I bumped into a friend the other day who told me, with a look of panic in her eyes, that her husband was being transferred and they would be moving to one of the most dangerous cities in Africa.

Her kids go to a wonderful Christian school. She lives in a quiet, safe neighbourhood close to many Christian families from her church. She locks her doors at night but it doesn’t cross her mind that someone might try to burgle her house. In fact, in the few years she’s been living in her neighbourhood, the most frightening thing she witnessed was an old man prancing around in women’s underwear!

Her new home will most likely be in a security-guard-patrolled housing community, enclosed by high walls topped with razor wire and electric fencing, the house’s interior walls studded with panic buttons that summons an armed response team in a matter of minutes, despite which you still don’t feel safe!

I was reminded of a few of the many tragedies that have happened recently in supposedly ‘safe’ countries, unlike the one my friend is about to move to: the Manchester bombing, the numerous London and Paris attacks, the Grenfell Tower fire, the forest fire in Portugal… The fire in Grenfell Tower was one that has particularly marked me.
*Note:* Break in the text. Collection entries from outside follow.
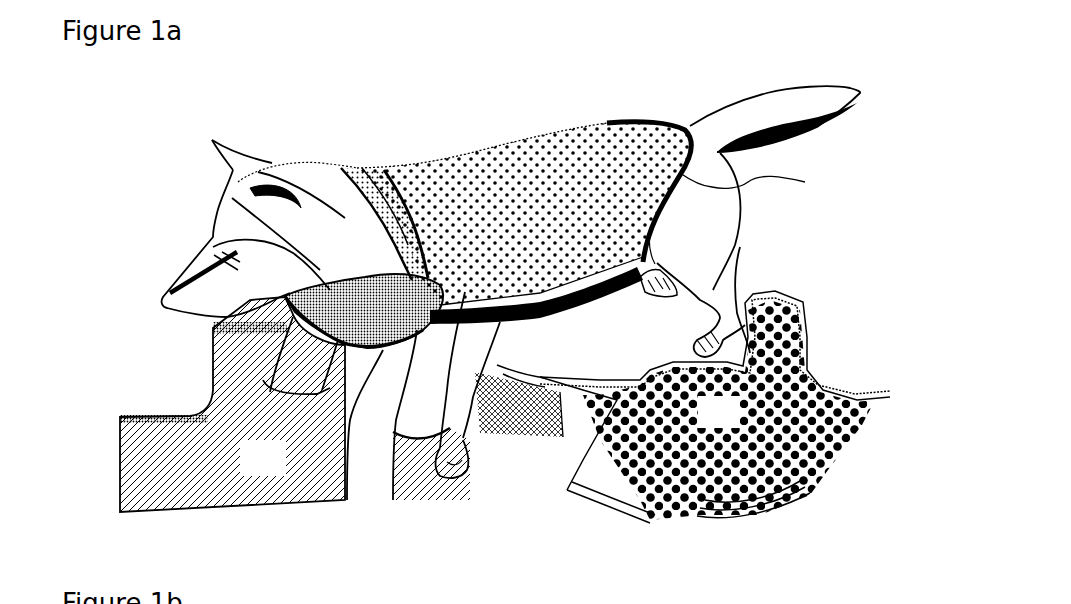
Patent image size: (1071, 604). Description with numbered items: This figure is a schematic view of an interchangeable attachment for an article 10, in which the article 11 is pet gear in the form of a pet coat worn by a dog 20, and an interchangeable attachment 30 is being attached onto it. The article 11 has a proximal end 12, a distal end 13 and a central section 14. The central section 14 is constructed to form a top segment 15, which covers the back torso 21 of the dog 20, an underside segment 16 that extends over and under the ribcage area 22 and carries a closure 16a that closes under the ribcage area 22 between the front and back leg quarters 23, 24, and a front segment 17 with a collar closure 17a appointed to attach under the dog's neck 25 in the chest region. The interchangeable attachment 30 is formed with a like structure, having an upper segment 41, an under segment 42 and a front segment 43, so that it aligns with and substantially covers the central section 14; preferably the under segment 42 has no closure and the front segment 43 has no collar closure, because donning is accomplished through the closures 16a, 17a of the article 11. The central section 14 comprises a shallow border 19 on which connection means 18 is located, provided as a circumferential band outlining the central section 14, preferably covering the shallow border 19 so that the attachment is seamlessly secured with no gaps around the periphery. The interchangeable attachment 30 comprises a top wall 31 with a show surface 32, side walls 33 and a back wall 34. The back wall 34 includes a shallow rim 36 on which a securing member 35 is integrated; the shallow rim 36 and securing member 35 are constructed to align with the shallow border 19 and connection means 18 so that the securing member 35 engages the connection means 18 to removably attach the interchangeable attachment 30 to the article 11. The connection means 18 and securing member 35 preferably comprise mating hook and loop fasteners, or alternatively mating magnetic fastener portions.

The interchangeable attachment for an article 10 is at (235, 101).
The article 11 is at (316, 430).
The proximal end 12 is at (348, 168).
The distal end 13 is at (704, 120).
The central section 14 is at (450, 157).
The top segment 15 is at (583, 128).
The underside segment 16 is at (563, 309).
The closure 16a is at (602, 306).
The front segment 17 is at (204, 499).
The collar closure 17a is at (213, 423).
The connection means 18 is at (345, 430).
The shallow border 19 is at (345, 500).
The pet/dog 20 is at (358, 232).
The back torso 21 is at (483, 157).
The ribcage area 22 is at (713, 268).
The front leg quarters 23 is at (463, 447).
The back leg quarters 24 is at (710, 220).
The neck 25 is at (213, 247).
The interchangeable attachment 30 is at (533, 160).
The top wall 31 is at (637, 124).
The show surface 32 is at (570, 160).
The side walls 33 is at (761, 183).
The back wall 34 is at (306, 183).
The securing member 35 is at (578, 492).
The shallow rim 36 is at (470, 455).
The upper segment 41 is at (406, 168).
The under segment 42 is at (522, 425).
The front segment 43 is at (420, 420).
Maybe it was because some people had thrown their children out of the building trying to save them. I tried to imagine what it would be like, even as a Christian, to be in such a situation.

The fact is that no one knows when, or how, they are going to die. It can happen anywhere, at any time. Just recently the footballer Cheick Tiote collapsed and died of a heart attack during a training session. He was young, incredibly fit, and very wealthy…
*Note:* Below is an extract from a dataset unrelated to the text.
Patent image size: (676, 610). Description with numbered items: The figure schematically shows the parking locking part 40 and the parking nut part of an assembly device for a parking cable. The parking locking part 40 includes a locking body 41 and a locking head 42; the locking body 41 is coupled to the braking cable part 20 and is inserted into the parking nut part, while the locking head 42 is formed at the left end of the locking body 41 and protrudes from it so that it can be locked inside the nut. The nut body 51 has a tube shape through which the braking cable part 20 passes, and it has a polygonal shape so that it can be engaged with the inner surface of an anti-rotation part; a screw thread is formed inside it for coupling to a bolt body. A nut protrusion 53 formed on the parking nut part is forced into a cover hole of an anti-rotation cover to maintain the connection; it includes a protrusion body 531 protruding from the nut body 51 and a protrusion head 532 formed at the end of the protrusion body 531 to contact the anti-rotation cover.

I’m reminded of the scripture: “Come now, you who say, “Today or tomorrow we will go into such and such a town and spend a year there and trade and make a profit”— yet you do not know what tomorrow will bring. What is your life? For you are a mist that appears for a little time and then vanishes. Instead you ought to say, “If the Lord wills, we will live and do this or that.” (James 4:13-15)

In the Harvest America Revival event in Arizona this month, Greg Laurie shared the same sentiments with the thousands of people gathered: “The clock is ticking, and before you know it, life could end. How do you know you’re going to live to be an old man or an old woman? It’s not guaranteed.”
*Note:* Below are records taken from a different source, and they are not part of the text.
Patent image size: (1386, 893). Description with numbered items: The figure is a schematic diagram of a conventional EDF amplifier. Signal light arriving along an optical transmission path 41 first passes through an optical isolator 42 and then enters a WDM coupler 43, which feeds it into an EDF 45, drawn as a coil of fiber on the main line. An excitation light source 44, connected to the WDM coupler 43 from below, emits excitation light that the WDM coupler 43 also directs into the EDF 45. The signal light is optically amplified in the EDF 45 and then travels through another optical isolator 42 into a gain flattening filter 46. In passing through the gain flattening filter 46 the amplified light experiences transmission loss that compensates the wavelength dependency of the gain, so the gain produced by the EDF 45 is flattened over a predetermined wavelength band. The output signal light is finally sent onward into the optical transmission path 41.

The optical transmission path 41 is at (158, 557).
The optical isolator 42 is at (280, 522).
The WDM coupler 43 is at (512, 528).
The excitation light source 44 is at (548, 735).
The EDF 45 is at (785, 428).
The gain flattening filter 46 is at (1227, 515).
The one thing we need to be sure of in this life, is that we when we do eventually die, we are going to spend eternity with Jesus. If we have this assurance, then now is not the time to cower in fear. It’s the time to bring a message of hope and to share the love of Jesus with people who are suffering. It’s time to act boldly, knowing that the Lord has said: “I will never leave you nor forsake you”. Let’s fear God, and He will take care of the rest.